Paweł Dytko po rocznej przerwie znowu wystąpił przed opolską publicznością - tym razem w szczytnym celu podczas "Lodowej Gali Żużla", rozgrywanej na lodowisku Toropol. Jak co roku, żużlowcy, motocrosowcy, quadowcy i kierowcy samochodów rajdowych popisywali się swoimi umiejętnościami w wypełnionej do ostatniego miejsca hali. Dochód z imprezy przekazywany jest na potrzeby chorych i niepełnosprawny dzieci z regionu. www.youtube.com/watch?v=hMxZDyDouz0&feature=youtu.be
- Po rocznej przerwie powróciłem na galę i jak zawsze, zabawa i atmosfera była świetna - mówi Paweł Dytkoi. - Klimat tej imprezy jest niepowtarzalny. Pełne trybuny kibiców i VIPów, do tego plejada czołowych żużlowców i motocrosowców startujących na tafli lodowej powodują, że jest to jedna z bardziej popularnych i prestiżowych imprez na Opolszczyźnie. Gala stała się też popularna w kraju. Oprócz mnie, w tym roku wystąpił również Andi Mancin w 800-konnym potworze z NASCAR. Kartem wystartował syn Łukasz Sztuki a crossowym motocyklem ścigał się brat Sebastiana Frycza.

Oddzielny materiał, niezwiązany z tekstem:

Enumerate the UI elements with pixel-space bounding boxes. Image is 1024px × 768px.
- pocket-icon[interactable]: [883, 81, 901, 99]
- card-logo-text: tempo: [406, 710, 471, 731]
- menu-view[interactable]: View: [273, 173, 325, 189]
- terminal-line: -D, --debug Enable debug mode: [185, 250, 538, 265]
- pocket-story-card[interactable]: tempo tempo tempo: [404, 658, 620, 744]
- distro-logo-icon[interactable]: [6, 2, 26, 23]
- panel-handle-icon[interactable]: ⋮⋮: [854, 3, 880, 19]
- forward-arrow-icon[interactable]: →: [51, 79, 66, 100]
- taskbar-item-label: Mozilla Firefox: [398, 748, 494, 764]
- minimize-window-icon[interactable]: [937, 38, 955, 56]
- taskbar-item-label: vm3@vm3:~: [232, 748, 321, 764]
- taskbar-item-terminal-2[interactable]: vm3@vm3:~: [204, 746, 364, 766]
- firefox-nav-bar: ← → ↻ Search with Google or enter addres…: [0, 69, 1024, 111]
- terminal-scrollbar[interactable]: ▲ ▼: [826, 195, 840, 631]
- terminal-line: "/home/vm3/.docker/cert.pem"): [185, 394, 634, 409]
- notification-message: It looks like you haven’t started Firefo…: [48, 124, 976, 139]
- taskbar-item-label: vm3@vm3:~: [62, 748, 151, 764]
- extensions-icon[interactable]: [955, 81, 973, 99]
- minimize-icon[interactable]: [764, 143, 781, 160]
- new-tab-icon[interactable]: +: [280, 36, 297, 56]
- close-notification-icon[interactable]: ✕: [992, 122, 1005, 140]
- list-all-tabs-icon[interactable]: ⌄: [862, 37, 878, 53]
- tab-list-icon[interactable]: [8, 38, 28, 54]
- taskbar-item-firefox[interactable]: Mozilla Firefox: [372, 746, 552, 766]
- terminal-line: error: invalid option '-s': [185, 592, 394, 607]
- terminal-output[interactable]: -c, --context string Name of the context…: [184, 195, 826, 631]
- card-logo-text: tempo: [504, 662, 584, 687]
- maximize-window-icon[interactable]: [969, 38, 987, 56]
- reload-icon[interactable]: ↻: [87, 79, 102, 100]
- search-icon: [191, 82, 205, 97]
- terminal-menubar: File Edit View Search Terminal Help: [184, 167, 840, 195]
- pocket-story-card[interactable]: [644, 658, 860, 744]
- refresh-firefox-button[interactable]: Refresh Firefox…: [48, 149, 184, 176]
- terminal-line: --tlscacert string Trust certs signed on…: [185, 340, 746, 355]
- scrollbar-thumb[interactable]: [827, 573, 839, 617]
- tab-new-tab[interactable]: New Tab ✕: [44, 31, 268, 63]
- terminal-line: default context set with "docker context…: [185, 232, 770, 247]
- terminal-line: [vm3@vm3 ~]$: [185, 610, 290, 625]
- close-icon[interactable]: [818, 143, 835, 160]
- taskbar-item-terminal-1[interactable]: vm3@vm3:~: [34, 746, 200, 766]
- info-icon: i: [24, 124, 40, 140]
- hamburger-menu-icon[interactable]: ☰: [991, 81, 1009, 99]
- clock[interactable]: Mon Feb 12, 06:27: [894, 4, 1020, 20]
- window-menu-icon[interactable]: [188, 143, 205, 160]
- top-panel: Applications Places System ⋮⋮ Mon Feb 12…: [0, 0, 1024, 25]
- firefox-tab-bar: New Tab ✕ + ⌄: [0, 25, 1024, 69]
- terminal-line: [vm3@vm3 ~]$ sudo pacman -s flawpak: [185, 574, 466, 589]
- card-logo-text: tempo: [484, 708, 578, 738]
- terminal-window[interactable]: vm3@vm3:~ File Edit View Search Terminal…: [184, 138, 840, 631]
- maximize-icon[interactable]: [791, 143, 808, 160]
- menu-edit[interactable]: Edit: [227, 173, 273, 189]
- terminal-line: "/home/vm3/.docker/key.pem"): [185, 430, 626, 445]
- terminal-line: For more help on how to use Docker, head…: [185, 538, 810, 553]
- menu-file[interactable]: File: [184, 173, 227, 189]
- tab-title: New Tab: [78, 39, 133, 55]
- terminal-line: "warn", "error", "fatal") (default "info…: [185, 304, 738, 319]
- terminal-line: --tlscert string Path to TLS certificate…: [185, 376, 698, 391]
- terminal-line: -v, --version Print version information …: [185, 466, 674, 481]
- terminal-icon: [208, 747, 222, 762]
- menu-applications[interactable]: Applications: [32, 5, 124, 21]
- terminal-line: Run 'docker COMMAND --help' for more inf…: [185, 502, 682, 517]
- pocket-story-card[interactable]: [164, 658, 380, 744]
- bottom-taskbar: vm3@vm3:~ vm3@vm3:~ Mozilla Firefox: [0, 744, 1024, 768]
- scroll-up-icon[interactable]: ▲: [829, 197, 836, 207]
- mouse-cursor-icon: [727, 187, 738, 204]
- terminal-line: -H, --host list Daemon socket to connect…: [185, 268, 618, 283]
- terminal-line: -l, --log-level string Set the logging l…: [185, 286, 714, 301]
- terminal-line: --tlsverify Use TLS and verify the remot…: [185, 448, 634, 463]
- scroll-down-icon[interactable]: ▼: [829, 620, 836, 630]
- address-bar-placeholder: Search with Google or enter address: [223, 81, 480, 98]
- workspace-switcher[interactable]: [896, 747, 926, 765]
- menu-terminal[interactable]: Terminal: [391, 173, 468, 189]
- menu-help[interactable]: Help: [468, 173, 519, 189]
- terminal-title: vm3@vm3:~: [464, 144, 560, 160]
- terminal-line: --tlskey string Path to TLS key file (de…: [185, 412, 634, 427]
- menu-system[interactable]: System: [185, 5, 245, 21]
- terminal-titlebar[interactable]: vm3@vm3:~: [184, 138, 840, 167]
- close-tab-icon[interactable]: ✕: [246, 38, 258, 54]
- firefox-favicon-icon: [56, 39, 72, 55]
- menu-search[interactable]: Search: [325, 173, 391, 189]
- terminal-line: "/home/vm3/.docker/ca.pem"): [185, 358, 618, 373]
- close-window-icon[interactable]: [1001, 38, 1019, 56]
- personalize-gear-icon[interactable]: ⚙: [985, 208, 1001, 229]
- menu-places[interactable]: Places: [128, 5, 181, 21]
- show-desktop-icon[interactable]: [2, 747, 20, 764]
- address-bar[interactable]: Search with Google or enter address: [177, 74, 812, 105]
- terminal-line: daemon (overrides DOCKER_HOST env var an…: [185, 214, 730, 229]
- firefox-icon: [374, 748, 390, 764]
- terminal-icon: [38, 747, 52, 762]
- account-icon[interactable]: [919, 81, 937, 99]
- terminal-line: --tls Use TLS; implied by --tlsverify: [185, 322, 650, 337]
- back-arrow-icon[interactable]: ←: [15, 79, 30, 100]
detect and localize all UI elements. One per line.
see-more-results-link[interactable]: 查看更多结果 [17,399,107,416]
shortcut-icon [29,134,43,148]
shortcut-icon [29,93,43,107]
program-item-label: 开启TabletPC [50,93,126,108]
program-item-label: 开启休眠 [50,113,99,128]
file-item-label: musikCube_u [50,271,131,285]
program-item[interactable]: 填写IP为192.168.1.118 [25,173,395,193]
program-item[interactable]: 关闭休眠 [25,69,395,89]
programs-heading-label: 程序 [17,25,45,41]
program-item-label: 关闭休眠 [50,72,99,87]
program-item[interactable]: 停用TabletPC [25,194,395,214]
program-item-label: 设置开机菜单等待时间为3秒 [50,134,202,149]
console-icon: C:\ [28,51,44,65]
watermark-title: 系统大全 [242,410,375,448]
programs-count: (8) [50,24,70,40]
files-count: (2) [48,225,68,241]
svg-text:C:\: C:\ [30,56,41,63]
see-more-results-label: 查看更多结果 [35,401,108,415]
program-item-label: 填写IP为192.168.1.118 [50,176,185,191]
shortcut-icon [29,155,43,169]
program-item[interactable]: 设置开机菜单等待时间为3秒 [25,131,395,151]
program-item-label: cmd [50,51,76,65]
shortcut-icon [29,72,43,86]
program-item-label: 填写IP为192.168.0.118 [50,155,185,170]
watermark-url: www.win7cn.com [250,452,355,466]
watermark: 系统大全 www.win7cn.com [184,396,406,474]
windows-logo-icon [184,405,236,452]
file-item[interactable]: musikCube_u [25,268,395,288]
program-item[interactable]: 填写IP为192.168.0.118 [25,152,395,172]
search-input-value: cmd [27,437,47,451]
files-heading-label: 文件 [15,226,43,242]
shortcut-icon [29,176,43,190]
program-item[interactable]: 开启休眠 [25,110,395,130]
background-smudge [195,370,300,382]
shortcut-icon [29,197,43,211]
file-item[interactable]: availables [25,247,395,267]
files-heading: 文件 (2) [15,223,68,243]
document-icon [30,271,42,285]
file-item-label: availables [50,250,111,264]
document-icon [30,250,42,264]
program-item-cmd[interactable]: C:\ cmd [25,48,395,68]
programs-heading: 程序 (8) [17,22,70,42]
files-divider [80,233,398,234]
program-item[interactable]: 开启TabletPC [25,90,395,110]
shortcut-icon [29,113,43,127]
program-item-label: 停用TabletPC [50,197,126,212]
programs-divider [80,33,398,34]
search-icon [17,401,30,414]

Oko cieszy to, jak impreza się rozwija i może kiedyś organizowane będą normalne wyścigi samochodowe na lodzie…
Planowałem prezentację naszej nowej wyścigówki - prototypowego VW Polo - właśnie tutaj, ale pod koniec roku samochód został sprzedany do Hiszpanii i musieliśmy posiłkować się treningowym Lancerem Evo X. Jazda seryjnym autem bez podtrzymania turbiny, nie jest łatwa dla kierowcy, ani tak atrakcyjna dla kibiców, ale starałem się dużo ślizgać i podjeżdżać pod kibiców zgromadzonych przy bandach prawie na wyciągnięcie ręki, co mam nadzieję, podobało się…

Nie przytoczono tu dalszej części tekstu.